This I've tried quite a few times - changing necks, using different wood.
First hand experience tells me that the neck is the biggest tone shaping device made of wood on the "solid" guitar. Body wood type is not as much of a difference as folks might make it out to be. I've got two guitars, each with 52 reissue Tele pickups - one is mahogany, one medium weight ash. Same neck, same new string type, same exact - measured - set up. Tone not a whole lot different. Sustain not too different. More like very minute shades of the same overall flavor... hard to describe. The word "lively" might be applied to the ash one. Maybe a little better attack... very very subtle difference. The necks made a HUGE difference. Going from goncalo-alves, to birdseye maple was night and day. Interestingly, at the time I had a birdseye maple neck, and a straight maple with pau-ferro board. Tone was the same.

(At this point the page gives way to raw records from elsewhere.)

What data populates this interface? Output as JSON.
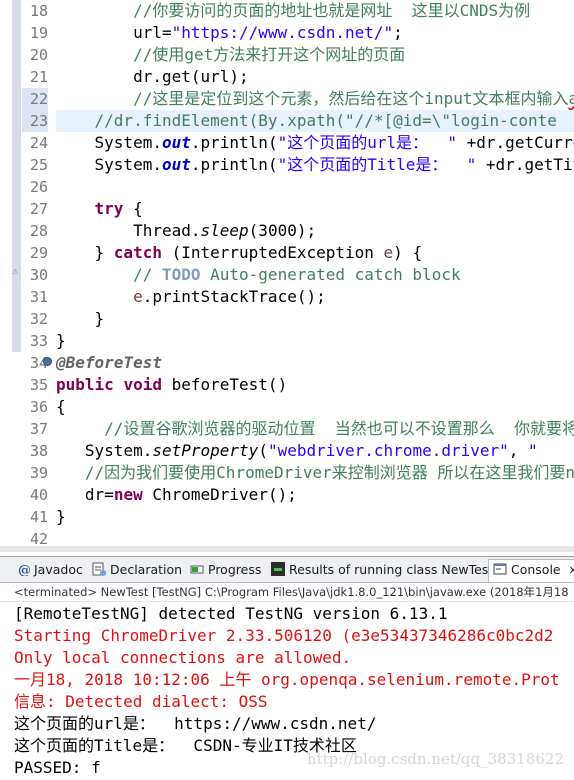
{
  "editor": {
    "line_numbers": [
      "18",
      "19",
      "20",
      "21",
      "22",
      "23",
      "24",
      "25",
      "26",
      "27",
      "28",
      "29",
      "30",
      "31",
      "32",
      "33",
      "34",
      "35",
      "36",
      "37",
      "38",
      "39",
      "40",
      "41",
      "42"
    ],
    "lines": [
      {
        "indent": "        ",
        "tokens": [
          {
            "t": "//你要访问的页面的地址也就是网址  这里以CNDS为例",
            "c": "cmt"
          }
        ]
      },
      {
        "indent": "        ",
        "tokens": [
          {
            "t": "url=",
            "c": ""
          },
          {
            "t": "\"https://www.csdn.net/\"",
            "c": "str"
          },
          {
            "t": ";",
            "c": ""
          }
        ]
      },
      {
        "indent": "        ",
        "tokens": [
          {
            "t": "//使用get方法来打开这个网址的页面",
            "c": "cmt"
          }
        ]
      },
      {
        "indent": "        ",
        "tokens": [
          {
            "t": "dr.get(url);",
            "c": ""
          }
        ]
      },
      {
        "indent": "        ",
        "tokens": [
          {
            "t": "//这里是定位到这个元素，然后给在这个input文本框内输入",
            "c": "cmt"
          },
          {
            "t": "admin",
            "c": "cmt squiggle"
          }
        ]
      },
      {
        "indent": "    ",
        "tokens": [
          {
            "t": "//dr.findElement(By.xpath(\"//*[@id=\\\"login-conte",
            "c": "cmt"
          }
        ]
      },
      {
        "indent": "    ",
        "tokens": [
          {
            "t": "System.",
            "c": ""
          },
          {
            "t": "out",
            "c": "field"
          },
          {
            "t": ".println(",
            "c": ""
          },
          {
            "t": "\"这个页面的url是：  \"",
            "c": "str"
          },
          {
            "t": " +dr.getCurre",
            "c": ""
          }
        ]
      },
      {
        "indent": "    ",
        "tokens": [
          {
            "t": "System.",
            "c": ""
          },
          {
            "t": "out",
            "c": "field"
          },
          {
            "t": ".println(",
            "c": ""
          },
          {
            "t": "\"这个页面的Title是：  \"",
            "c": "str"
          },
          {
            "t": " +dr.getTit",
            "c": ""
          }
        ]
      },
      {
        "indent": "",
        "tokens": []
      },
      {
        "indent": "    ",
        "tokens": [
          {
            "t": "try",
            "c": "kw"
          },
          {
            "t": " {",
            "c": ""
          }
        ]
      },
      {
        "indent": "        ",
        "tokens": [
          {
            "t": "Thread.",
            "c": ""
          },
          {
            "t": "sleep",
            "c": "smeth"
          },
          {
            "t": "(3000);",
            "c": ""
          }
        ]
      },
      {
        "indent": "    ",
        "tokens": [
          {
            "t": "} ",
            "c": ""
          },
          {
            "t": "catch",
            "c": "kw"
          },
          {
            "t": " (InterruptedException ",
            "c": ""
          },
          {
            "t": "e",
            "c": "var"
          },
          {
            "t": ") {",
            "c": ""
          }
        ]
      },
      {
        "indent": "        ",
        "tokens": [
          {
            "t": "// ",
            "c": "cmt"
          },
          {
            "t": "TODO",
            "c": "todo"
          },
          {
            "t": " Auto-generated catch block",
            "c": "cmt"
          }
        ]
      },
      {
        "indent": "        ",
        "tokens": [
          {
            "t": "e",
            "c": "var"
          },
          {
            "t": ".printStackTrace();",
            "c": ""
          }
        ]
      },
      {
        "indent": "    ",
        "tokens": [
          {
            "t": "}",
            "c": ""
          }
        ]
      },
      {
        "indent": "",
        "tokens": [
          {
            "t": "}",
            "c": ""
          }
        ]
      },
      {
        "indent": "",
        "tokens": [
          {
            "t": "@BeforeTest",
            "c": "ann"
          }
        ]
      },
      {
        "indent": "",
        "tokens": [
          {
            "t": "public",
            "c": "kw"
          },
          {
            "t": " ",
            "c": ""
          },
          {
            "t": "void",
            "c": "kw"
          },
          {
            "t": " beforeTest()",
            "c": ""
          }
        ]
      },
      {
        "indent": "",
        "tokens": [
          {
            "t": "{",
            "c": ""
          }
        ]
      },
      {
        "indent": "     ",
        "tokens": [
          {
            "t": "//设置谷歌浏览器的驱动位置  当然也可以不设置那么  你就要将这个",
            "c": "cmt"
          }
        ]
      },
      {
        "indent": "   ",
        "tokens": [
          {
            "t": "System.",
            "c": ""
          },
          {
            "t": "setProperty",
            "c": "smeth"
          },
          {
            "t": "(",
            "c": ""
          },
          {
            "t": "\"webdriver.chrome.driver\"",
            "c": "str"
          },
          {
            "t": ", ",
            "c": ""
          },
          {
            "t": "\"",
            "c": "str"
          }
        ]
      },
      {
        "indent": "   ",
        "tokens": [
          {
            "t": "//因为我们要使用ChromeDriver来控制浏览器 所以在这里我们要n",
            "c": "cmt"
          }
        ]
      },
      {
        "indent": "   ",
        "tokens": [
          {
            "t": "dr=",
            "c": ""
          },
          {
            "t": "new",
            "c": "kw"
          },
          {
            "t": " ChromeDriver();",
            "c": ""
          }
        ]
      },
      {
        "indent": "",
        "tokens": [
          {
            "t": "}",
            "c": ""
          }
        ]
      },
      {
        "indent": "",
        "tokens": []
      }
    ]
  },
  "console": {
    "tabs": [
      {
        "label": "Javadoc",
        "icon": "javadoc-icon"
      },
      {
        "label": "Declaration",
        "icon": "declaration-icon"
      },
      {
        "label": "Progress",
        "icon": "progress-icon"
      },
      {
        "label": "Results of running class NewTest",
        "icon": "testng-results-icon"
      },
      {
        "label": "Console",
        "icon": "console-icon"
      }
    ],
    "close_glyph": "✕",
    "status": "<terminated> NewTest [TestNG] C:\\Program Files\\Java\\jdk1.8.0_121\\bin\\javaw.exe (2018年1月18",
    "output": [
      {
        "text": "[RemoteTestNG] detected TestNG version 6.13.1",
        "err": false
      },
      {
        "text": "Starting ChromeDriver 2.33.506120 (e3e53437346286c0bc2d2",
        "err": true
      },
      {
        "text": "Only local connections are allowed.",
        "err": true
      },
      {
        "text": "一月18, 2018 10:12:06 上午 org.openqa.selenium.remote.Prot",
        "err": true
      },
      {
        "text": "信息: Detected dialect: OSS",
        "err": true
      },
      {
        "text": "这个页面的url是：  https://www.csdn.net/",
        "err": false
      },
      {
        "text": "这个页面的Title是：  CSDN-专业IT技术社区",
        "err": false
      },
      {
        "text": "PASSED: f",
        "err": false
      }
    ],
    "watermark": "http://blog.csdn.net/qq_38318622"
  },
  "colors": {
    "keyword": "#7f0055",
    "string": "#2a00ff",
    "comment": "#3f7f5f",
    "error": "#e01010"
  }
}
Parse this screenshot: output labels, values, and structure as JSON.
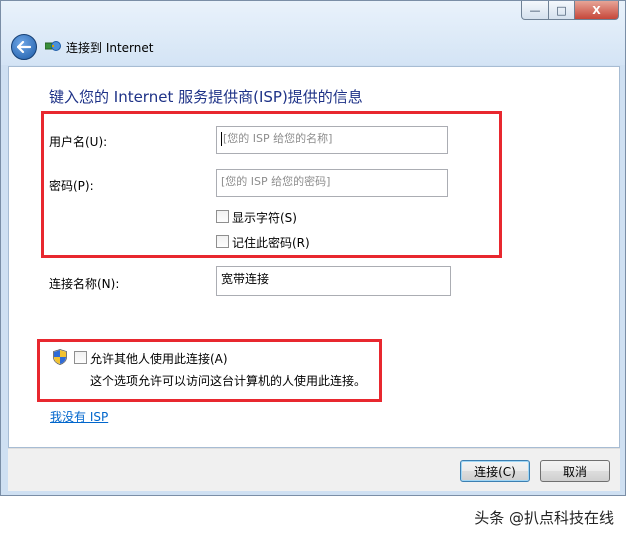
{
  "window": {
    "nav_title": "连接到 Internet",
    "controls": {
      "minimize": "—",
      "maximize": "□",
      "close": "X"
    }
  },
  "form": {
    "heading": "键入您的 Internet 服务提供商(ISP)提供的信息",
    "username_label": "用户名(U):",
    "username_placeholder": "[您的 ISP 给您的名称]",
    "password_label": "密码(P):",
    "password_placeholder": "[您的 ISP 给您的密码]",
    "show_chars_label": "显示字符(S)",
    "remember_password_label": "记住此密码(R)",
    "connection_name_label": "连接名称(N):",
    "connection_name_value": "宽带连接",
    "allow_others_label": "允许其他人使用此连接(A)",
    "allow_others_desc": "这个选项允许可以访问这台计算机的人使用此连接。",
    "no_isp_link": "我没有 ISP"
  },
  "footer": {
    "connect_button": "连接(C)",
    "cancel_button": "取消"
  },
  "watermark": "头条 @扒点科技在线",
  "colors": {
    "heading": "#1e3287",
    "highlight_box": "#e8282f",
    "link": "#0066cc"
  }
}
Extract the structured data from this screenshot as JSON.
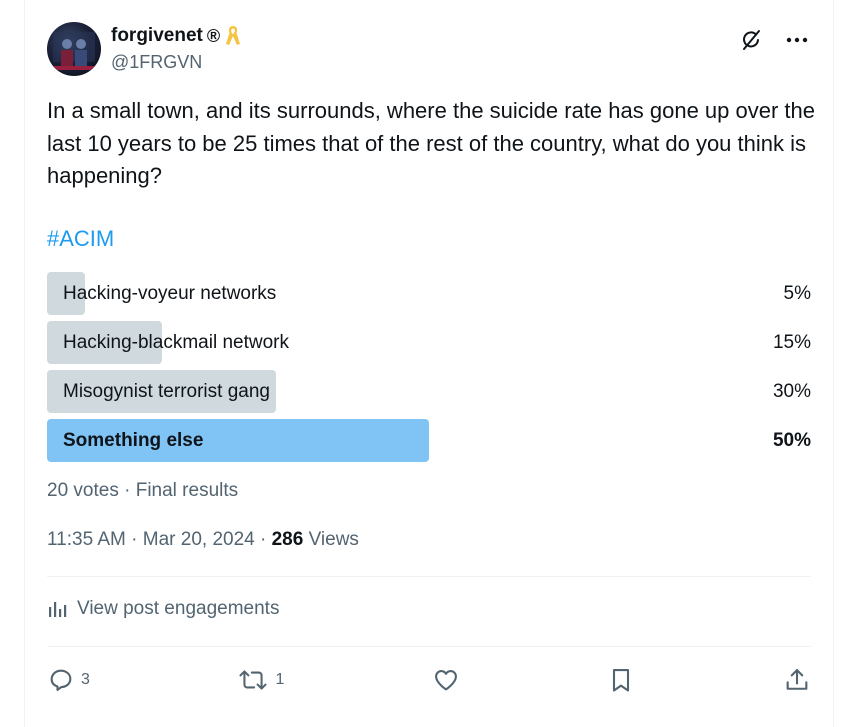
{
  "post": {
    "author": {
      "display_name": "forgivenet",
      "registered_mark": "®",
      "handle": "@1FRGVN",
      "badge_icon": "yellow-ribbon-icon"
    },
    "text": "In a small town, and its surrounds, where the suicide rate has gone up over the last 10 years to be 25 times that of the rest of the country, what do you think is happening?",
    "hashtag": "#ACIM",
    "poll": {
      "options": [
        {
          "label": "Hacking-voyeur networks",
          "percent_label": "5%",
          "percent": 5,
          "winner": false
        },
        {
          "label": "Hacking-blackmail network",
          "percent_label": "15%",
          "percent": 15,
          "winner": false
        },
        {
          "label": "Misogynist terrorist gang",
          "percent_label": "30%",
          "percent": 30,
          "winner": false
        },
        {
          "label": "Something else",
          "percent_label": "50%",
          "percent": 50,
          "winner": true
        }
      ],
      "meta": "20 votes · Final results"
    },
    "time": "11:35 AM · Mar 20, 2024 · ",
    "views_count": "286",
    "views_label": " Views",
    "engagements_label": "View post engagements",
    "stats": {
      "replies": "3",
      "reposts": "1"
    }
  },
  "colors": {
    "accent": "#1d9bf0",
    "bar_default": "#cfd9de",
    "bar_winner": "#80c4f5",
    "secondary_text": "#536471"
  }
}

When I built that amber tele thinline of mine, with the black binding, I put a P90 at the neck and a warm Burstbucker #3 at the bridge. It had a goncalo-alves neck and was way too warm. I put in 500k then 1m pots. Still too warm. It saddened me. Finally, I switched to an all maple neck. The tone was so bright, I had to switch back to 250k pots! That guitar has a "middle" control (like the Gibson L6s) and it was useless with the goncalo neck. Quite usable and very nice tones now with the maple neck. Night and day difference.
I took the goncalo neck, put it on a solid ash guitar with a mini humbucker at the neck, and hot Fralin tele pickup at the bridge. Thats also doing well with tone, not too bright, but still nice and quacky.
You really need to consider more than body wood for tone. The neck and pickups must also be matched with the body, especially solid vs thinline.